手術しない変形性股関節症と親の介護ブログ

親の介護体験や 変形性股関節症 保存療法への取り組みに関する記録

小津安二郎の作品から今だからこそ見えてくるものがありました

小津安二郎の作品に触れてみたい気持ちが高まり、「東京物語」「お早う」「秋刀魚の味」を観てみました。

 

東京物語」は1953年(昭和28年) 「お早う」は1959年(昭和34年) の作品。

どちらもまだ私が生まれる前の時代のものです。

 

秋刀魚の味」は1962年(昭和37年)で、ちょうど私が生まれた年の作品でした。

 

小津安二郎の作品は、たしか40代の頃にも2作品ほど見たことがあるような気がしますが、この当時はなんの作品を観たのかよく覚えていません。

 

でも、観た印象としては、「自分が生まれる前の時代だけれど、自分がかなり小さかった頃の雰囲気も感じられて、懐かしいな~」といった程度のものでした。

 

小津作品は、伝統的な日本の家庭生活を描いているので、当時の生活の様子や日用品、日常的な言葉使いとか人々の服装とか、そういったものが見られるのが私にはとても興味深いものでした。

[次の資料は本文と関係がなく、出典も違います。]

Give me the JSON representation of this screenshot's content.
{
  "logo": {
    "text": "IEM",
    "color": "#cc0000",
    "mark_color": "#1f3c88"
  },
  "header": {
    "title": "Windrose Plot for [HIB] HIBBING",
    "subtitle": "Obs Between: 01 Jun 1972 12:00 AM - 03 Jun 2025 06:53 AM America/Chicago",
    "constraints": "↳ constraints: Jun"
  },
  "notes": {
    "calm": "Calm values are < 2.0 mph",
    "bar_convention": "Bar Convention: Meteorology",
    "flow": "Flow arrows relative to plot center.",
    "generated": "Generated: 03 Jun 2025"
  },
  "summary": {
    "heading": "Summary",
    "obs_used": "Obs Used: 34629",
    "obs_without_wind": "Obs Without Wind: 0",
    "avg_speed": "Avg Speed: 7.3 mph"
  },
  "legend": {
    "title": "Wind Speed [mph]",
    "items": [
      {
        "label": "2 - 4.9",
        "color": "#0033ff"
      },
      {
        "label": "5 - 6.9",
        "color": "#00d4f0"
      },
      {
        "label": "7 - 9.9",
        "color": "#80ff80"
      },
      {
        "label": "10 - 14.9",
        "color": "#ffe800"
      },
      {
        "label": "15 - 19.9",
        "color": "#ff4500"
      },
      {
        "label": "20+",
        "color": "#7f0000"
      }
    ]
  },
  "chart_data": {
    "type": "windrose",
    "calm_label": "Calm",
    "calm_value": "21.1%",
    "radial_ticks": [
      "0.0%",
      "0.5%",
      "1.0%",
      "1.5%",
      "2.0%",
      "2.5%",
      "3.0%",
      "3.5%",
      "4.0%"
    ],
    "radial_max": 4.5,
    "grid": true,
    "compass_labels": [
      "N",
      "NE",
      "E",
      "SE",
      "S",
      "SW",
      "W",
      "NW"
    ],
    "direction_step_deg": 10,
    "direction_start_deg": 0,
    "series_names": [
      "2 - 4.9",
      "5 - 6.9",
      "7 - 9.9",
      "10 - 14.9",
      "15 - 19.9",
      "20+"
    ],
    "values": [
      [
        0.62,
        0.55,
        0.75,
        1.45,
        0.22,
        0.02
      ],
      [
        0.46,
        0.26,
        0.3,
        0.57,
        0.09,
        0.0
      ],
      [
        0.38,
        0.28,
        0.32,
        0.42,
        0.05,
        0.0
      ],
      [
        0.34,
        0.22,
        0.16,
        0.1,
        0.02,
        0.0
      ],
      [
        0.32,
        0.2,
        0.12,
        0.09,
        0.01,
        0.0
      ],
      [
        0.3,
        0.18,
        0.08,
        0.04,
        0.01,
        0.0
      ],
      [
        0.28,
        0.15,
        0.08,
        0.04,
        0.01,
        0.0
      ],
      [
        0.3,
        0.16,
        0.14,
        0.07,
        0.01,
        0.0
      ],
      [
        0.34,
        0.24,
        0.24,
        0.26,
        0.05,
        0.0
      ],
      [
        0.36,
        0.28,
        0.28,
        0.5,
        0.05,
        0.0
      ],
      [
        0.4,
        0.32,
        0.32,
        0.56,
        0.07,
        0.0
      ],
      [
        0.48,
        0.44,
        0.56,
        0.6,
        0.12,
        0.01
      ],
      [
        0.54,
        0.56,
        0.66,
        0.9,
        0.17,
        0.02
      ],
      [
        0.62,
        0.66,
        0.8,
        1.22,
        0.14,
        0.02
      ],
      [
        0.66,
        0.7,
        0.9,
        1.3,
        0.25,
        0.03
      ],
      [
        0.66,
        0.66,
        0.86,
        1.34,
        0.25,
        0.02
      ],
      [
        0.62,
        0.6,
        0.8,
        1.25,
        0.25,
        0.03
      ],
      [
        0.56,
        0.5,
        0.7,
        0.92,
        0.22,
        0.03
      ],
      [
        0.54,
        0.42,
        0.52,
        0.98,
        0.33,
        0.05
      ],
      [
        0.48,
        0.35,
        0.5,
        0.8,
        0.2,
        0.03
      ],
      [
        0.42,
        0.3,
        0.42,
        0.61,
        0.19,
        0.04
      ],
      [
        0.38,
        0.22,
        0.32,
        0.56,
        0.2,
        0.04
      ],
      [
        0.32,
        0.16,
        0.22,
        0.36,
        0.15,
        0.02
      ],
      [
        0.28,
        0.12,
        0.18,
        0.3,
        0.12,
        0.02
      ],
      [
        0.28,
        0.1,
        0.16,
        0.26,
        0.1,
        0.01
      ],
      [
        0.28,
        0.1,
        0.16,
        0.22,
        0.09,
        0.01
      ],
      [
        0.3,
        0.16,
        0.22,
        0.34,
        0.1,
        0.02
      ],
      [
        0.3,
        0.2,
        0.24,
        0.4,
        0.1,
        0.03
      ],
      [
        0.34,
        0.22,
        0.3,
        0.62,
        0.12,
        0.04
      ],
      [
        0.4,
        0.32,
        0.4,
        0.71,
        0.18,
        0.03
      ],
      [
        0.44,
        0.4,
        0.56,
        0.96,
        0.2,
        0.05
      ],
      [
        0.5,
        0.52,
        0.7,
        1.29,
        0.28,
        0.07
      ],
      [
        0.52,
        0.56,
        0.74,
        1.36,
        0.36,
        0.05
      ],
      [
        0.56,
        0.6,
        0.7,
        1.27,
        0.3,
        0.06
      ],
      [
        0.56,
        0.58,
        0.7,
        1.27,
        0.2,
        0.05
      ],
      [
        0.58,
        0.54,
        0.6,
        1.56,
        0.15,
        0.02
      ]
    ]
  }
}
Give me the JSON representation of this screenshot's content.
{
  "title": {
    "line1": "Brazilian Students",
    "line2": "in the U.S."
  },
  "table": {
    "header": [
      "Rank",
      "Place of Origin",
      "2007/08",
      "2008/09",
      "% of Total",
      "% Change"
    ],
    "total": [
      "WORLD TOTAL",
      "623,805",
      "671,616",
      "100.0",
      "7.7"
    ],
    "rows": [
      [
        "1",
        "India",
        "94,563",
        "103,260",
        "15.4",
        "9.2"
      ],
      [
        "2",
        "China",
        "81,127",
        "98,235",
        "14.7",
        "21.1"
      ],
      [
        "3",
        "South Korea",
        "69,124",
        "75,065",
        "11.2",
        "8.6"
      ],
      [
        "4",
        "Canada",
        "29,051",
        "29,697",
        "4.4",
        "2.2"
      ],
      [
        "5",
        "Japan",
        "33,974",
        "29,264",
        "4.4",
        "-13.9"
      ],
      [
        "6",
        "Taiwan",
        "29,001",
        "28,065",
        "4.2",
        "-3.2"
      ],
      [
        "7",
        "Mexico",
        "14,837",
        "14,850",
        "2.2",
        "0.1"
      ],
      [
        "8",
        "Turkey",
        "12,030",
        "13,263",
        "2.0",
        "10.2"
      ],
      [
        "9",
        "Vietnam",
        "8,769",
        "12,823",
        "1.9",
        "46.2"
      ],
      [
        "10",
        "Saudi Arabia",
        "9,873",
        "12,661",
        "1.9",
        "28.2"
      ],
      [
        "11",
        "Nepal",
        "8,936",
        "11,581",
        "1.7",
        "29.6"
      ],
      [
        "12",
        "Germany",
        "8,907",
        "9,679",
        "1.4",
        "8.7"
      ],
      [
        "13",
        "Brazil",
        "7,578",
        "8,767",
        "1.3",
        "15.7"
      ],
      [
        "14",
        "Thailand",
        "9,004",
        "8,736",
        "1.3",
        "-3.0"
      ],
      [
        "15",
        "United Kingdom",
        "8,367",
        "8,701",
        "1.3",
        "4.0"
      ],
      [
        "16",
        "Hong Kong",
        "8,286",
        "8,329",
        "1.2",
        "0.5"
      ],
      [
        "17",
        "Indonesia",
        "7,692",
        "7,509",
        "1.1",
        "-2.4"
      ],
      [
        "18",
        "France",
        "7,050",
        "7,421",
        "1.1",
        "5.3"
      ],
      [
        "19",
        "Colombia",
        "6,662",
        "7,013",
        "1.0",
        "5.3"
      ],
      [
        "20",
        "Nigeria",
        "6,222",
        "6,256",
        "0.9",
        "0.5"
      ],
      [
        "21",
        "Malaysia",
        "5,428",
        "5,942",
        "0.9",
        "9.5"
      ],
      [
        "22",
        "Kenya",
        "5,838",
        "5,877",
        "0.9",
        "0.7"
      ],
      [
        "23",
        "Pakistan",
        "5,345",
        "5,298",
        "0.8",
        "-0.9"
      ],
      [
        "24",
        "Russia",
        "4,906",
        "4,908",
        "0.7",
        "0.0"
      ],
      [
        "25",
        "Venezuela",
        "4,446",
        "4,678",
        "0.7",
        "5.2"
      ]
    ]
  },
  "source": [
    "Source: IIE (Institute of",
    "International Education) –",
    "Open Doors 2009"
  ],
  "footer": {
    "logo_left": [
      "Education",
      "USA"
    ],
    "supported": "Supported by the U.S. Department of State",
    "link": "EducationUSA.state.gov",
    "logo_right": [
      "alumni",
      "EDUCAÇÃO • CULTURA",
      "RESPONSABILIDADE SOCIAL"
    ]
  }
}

奇想天外なストーリーより、平凡な日常を描いたものが好きな私にとって、小津作品はかなりヒットしたようです。

 

今回観た小津作品を見て強く感じられたことは、亡くなった親達の時代特有のものの考え方とか、人間関係とか、今とは違った不思議な世界観。

 

ストレスを感じながらも ご近所付き合いは濃密にしていかなければならない主婦の生活とか、ある程度の年齢になったら結婚する、子供は親の面倒をみるのが当たり前、とか。

 

個人より家を中心とした価値観の中で、うちの親達も生きていたなということを、改めて思い出されてきました。

 

たしかに、うちの両親はこのような価値観が根強く残っていた時代の人であり、その価値観に外れることなく生きてきた人でしたが、私達子供に対してはそのような価値観を押し付けるようなことは一切しなかった。

 

親達にはたくさんのきょうだいがいて、親戚付き合いもそれなりにきちんと果たしていたけれど、

 

子供には子供の生活や生き方を優先させてくれていたので、私は親戚の集まりといった会合に参加することもなければ、祖父や祖母の葬儀にも出席したこともなかった。

 

いとこという存在は多数いたけれど、会ったこともない人や話をしたことのない人も多い。

 

それでも、親戚のおじさんやおばさんたちはうちにも遊びに来ることはあったし、その中でも特に親しく話せる人もいた。小さい頃には一緒に遊んだいとこもいましたね。

 

小津作品にみられるような昭和時代の光景として、いつまでも独身でいる人に、親戚の人達がとやかく言ってくる、といったものがあるけれど、私はそんなことを人から言われたことは一度もない。

 

今の時代ならともかく、昭和時代に生きていた私のような人間としてはけっこう珍しいことなのかもしれないな、と、小津作品を見ると改めて思う。

 

昭和時代の古い価値観に従っていた両親なのに、子供達には今の時代に通用するような個人の生き方や多様性を認める寛大さを持っていたことに、不思議な驚きと感謝の念が湧いてきます。